Housing starts increased to a seasonally adjusted annual rate of 2.159 million units in January from an upwardly revised 2.063 million unit pace a month earlier, the government said. The January total marked the highest pace of housing starts since February 1984 when they hit a 2.260 million unit pace.
Wall Street economists had expected housing starts to decrease 4.3 percent to a 1.917 million unit rate from the 2.004 million unit rate initially reported for December.

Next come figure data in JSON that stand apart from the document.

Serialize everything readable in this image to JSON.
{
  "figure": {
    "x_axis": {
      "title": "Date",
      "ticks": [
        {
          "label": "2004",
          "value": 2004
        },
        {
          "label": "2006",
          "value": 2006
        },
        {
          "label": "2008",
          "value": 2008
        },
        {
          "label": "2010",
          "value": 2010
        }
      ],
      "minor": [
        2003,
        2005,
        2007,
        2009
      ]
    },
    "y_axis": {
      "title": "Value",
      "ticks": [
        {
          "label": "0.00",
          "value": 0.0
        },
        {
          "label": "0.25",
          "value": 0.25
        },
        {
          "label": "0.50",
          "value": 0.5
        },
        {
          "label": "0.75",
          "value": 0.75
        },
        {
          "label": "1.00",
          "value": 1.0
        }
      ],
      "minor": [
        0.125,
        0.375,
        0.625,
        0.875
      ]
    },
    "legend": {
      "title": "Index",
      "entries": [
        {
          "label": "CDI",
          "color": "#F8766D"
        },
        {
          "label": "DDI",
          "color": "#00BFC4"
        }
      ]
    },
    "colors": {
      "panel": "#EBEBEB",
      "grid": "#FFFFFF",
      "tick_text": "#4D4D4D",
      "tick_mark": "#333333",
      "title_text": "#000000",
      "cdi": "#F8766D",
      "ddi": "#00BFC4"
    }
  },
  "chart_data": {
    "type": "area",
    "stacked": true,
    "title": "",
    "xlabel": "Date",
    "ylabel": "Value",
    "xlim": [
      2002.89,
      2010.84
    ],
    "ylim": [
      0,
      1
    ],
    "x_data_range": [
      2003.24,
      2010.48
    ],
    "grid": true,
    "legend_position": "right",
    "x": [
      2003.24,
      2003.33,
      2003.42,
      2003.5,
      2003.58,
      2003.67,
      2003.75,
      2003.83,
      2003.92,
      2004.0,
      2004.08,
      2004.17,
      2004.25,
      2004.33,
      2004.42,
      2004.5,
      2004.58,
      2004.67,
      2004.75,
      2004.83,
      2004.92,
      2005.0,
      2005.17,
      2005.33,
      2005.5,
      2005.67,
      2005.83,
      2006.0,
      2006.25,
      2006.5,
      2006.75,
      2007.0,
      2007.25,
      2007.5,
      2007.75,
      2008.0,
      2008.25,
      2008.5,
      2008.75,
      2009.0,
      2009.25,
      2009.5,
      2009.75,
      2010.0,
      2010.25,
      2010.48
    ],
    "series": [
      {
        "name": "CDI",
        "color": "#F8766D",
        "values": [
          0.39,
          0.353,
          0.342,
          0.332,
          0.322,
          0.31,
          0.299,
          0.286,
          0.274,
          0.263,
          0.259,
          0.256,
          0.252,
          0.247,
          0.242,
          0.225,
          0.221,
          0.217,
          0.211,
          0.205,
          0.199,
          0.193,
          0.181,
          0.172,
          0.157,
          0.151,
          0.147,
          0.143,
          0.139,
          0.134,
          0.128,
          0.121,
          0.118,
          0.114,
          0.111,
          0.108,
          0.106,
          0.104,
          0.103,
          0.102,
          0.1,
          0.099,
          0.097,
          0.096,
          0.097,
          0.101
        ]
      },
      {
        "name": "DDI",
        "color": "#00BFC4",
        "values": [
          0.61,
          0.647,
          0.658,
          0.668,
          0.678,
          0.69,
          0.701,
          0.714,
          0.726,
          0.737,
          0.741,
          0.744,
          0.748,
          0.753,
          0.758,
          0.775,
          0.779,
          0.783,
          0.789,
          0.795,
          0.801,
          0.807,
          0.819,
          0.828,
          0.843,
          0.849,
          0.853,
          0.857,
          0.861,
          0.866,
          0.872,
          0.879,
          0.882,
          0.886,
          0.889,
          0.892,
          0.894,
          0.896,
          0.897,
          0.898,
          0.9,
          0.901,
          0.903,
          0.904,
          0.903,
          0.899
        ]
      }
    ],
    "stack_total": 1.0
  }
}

Low mortgage rates have been supporting the housing sector despite short-term interest rate increases by the U.S. Federal Reserve. Rates on 30-year mortgages averaged 5.57 percent in the week ended Feb. 10, and 5.8 percent for all of 2004, according to mortgage funder Freddie Mac.
In fact, interest rates on 30-year fixed-rate mortgages have not risen above 6 percent in at least six months, helping to keep the housing market hot, said Freddie Mac's chief economist. Freddie expects long-term mortgage rates to average about 6 percent for the full year while the National Association of Realtors has pegged long-term rates at 6.7 percent by the end of 2005.
Single-family housing starts rose 2.7 percent to a record 1.760 million unit pace from December's 1.713 million unit rate.
Permits for future groundbreaking, an indicator of builder confidence, rose 1.7 percent to a 2.105 million unit pace in January from an upwardly revised 2.069 million unit pace the previous month. Analysts had expected permits to decrease to a 1.995 million unit pace.